Another data leakage has occurred in ICANN corporation. Together with the list of applications for new gTLDs, the non-profit organization has published home addresses and other contact data of hundreds of applicants. The access to the list of applications for new gTLDs is closed for the time being.
Upon publication of the list of applications on June, 13, the applicants discovered that not only names of companies, which had applied for a domain, were in public access. Electronic, corporate, and in some cases home addresses were also divulged in ICANN’s list. This directly contradicts the main regulatory document – guide for an applicant for new gTLD, which states that applicant’s contact data should not be disclosed to the public.
‘It was an oversight, the files are no longer available on the Internet’, says Michel Jourdan, the ICANN manager for new GTLD communications. ‘We are taking measures to publish the list not containing this information’.
The domain applicants have already reported the undesirable effects of the leakage. Thus, within a short period from the moment of publication, the applicants are faced with spam mailings, sales managers’ calls, invitations to conferences and service offers. For those who pretend on ‘disputable’ domains, whose names concern with convictions or religion, such leakage can also entail many risks.
‘Unfortunately, for the second time ICANN allows a leakage of critical information. This clearly does not increase the corporation’s reputation’, says Andrei Kolesnikov, Director of ‘Coordination Center’. ‘And the ’digital archery’ is still to come, a procedure to specify which applications will be in the first batch and which in the next. No one in this case can give assurances that 'target' is round and ‘arrows’ are straight’.

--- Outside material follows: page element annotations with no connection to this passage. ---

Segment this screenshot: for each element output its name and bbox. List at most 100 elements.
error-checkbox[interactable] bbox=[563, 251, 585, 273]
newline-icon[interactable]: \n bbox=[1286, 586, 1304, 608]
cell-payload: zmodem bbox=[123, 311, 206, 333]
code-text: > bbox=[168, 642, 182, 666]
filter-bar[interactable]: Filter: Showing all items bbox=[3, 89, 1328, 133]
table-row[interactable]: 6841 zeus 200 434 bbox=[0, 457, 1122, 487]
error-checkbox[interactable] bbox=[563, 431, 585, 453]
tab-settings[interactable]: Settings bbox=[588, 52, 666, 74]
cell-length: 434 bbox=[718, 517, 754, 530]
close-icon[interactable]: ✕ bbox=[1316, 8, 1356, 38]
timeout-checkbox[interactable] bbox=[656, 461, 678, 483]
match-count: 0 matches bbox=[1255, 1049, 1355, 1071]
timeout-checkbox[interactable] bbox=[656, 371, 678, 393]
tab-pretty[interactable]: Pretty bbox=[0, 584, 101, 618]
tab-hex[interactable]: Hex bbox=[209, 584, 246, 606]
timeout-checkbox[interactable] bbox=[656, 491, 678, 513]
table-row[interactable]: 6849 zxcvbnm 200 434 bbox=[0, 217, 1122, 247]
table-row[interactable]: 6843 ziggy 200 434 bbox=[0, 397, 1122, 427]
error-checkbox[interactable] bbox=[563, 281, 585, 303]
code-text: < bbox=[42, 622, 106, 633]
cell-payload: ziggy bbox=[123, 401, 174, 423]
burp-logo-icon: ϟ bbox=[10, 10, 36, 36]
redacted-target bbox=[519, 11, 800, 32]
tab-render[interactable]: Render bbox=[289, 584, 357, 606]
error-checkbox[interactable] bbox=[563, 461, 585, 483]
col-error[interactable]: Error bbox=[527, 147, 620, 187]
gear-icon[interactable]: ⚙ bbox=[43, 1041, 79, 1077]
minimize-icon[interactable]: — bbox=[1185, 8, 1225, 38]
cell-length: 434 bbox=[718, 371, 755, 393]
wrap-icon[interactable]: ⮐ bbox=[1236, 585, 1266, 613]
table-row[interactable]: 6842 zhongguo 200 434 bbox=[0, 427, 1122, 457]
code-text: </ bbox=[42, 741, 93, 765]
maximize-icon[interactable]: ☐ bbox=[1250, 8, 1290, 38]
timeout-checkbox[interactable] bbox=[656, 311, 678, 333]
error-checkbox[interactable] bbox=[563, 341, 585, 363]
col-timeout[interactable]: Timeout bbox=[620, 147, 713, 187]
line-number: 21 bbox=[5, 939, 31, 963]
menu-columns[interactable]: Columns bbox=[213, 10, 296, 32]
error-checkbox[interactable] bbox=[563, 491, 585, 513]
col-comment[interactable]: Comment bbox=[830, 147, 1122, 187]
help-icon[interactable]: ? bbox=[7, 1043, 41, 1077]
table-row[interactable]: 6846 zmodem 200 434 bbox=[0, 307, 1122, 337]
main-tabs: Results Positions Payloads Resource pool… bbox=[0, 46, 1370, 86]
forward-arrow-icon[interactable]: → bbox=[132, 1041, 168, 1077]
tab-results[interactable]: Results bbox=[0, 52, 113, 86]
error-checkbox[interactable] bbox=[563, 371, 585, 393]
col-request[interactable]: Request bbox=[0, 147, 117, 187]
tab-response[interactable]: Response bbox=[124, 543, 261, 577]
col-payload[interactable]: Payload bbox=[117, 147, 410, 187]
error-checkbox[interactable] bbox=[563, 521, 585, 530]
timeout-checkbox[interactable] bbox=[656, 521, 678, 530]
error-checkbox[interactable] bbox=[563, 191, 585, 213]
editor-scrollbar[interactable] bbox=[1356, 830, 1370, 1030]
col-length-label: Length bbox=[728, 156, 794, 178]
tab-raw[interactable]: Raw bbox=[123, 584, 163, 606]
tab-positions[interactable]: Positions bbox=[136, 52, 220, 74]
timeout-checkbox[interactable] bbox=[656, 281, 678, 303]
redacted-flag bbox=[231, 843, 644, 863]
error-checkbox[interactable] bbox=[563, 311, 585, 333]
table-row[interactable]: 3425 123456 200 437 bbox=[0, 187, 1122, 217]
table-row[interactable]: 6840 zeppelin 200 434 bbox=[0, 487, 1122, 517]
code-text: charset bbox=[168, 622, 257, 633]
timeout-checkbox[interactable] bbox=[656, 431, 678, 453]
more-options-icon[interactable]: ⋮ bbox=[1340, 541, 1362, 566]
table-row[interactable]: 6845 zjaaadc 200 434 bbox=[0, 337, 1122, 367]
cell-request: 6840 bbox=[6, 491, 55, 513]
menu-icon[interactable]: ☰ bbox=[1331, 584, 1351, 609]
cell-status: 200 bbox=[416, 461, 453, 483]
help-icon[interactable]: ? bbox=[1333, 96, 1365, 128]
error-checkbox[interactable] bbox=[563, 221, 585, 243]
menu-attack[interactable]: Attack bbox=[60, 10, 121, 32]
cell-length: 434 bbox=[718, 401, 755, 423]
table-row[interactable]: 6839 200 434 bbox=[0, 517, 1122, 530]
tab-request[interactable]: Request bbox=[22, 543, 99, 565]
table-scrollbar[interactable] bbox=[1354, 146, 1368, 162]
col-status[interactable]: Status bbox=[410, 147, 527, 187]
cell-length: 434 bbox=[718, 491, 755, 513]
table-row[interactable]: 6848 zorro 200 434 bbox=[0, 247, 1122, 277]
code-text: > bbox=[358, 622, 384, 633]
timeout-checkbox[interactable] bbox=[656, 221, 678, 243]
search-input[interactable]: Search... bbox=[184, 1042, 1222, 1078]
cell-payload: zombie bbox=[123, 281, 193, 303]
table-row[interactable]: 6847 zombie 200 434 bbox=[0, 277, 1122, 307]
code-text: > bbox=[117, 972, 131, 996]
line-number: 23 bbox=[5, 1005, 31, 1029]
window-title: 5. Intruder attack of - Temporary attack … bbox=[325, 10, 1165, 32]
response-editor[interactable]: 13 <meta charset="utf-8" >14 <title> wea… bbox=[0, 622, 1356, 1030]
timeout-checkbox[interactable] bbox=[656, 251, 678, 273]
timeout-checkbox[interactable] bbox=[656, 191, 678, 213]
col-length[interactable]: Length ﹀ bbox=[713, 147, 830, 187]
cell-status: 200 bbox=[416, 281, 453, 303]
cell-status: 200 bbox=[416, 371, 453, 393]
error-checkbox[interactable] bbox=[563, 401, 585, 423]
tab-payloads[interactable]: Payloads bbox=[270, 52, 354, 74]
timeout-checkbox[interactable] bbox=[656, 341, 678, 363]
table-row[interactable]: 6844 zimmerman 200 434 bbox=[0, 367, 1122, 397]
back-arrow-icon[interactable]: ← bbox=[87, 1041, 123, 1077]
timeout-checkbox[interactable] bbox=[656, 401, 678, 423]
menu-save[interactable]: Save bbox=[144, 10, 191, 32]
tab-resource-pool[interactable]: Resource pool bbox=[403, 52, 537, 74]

‘It is a flagrant violation of applicants’ rights – the second serious fault related to the system security’, Marina Nikerova, the Deputy Director of ‘Technical Center of Internet’, believes. ‘Since we have to take a lot of actions further with processing of information on applications and their delegation, we have a legitimate concern for applicants’ fate. This time it will be difficult for ICANN to do with mere apologies!’
The access to the list of applications to be restored as soon as ICANN will exclude applicants’ personal data therefrom. It should be recalled that lately another occasional data leakage related to the system of filing applications for new domains occurred in ICANN.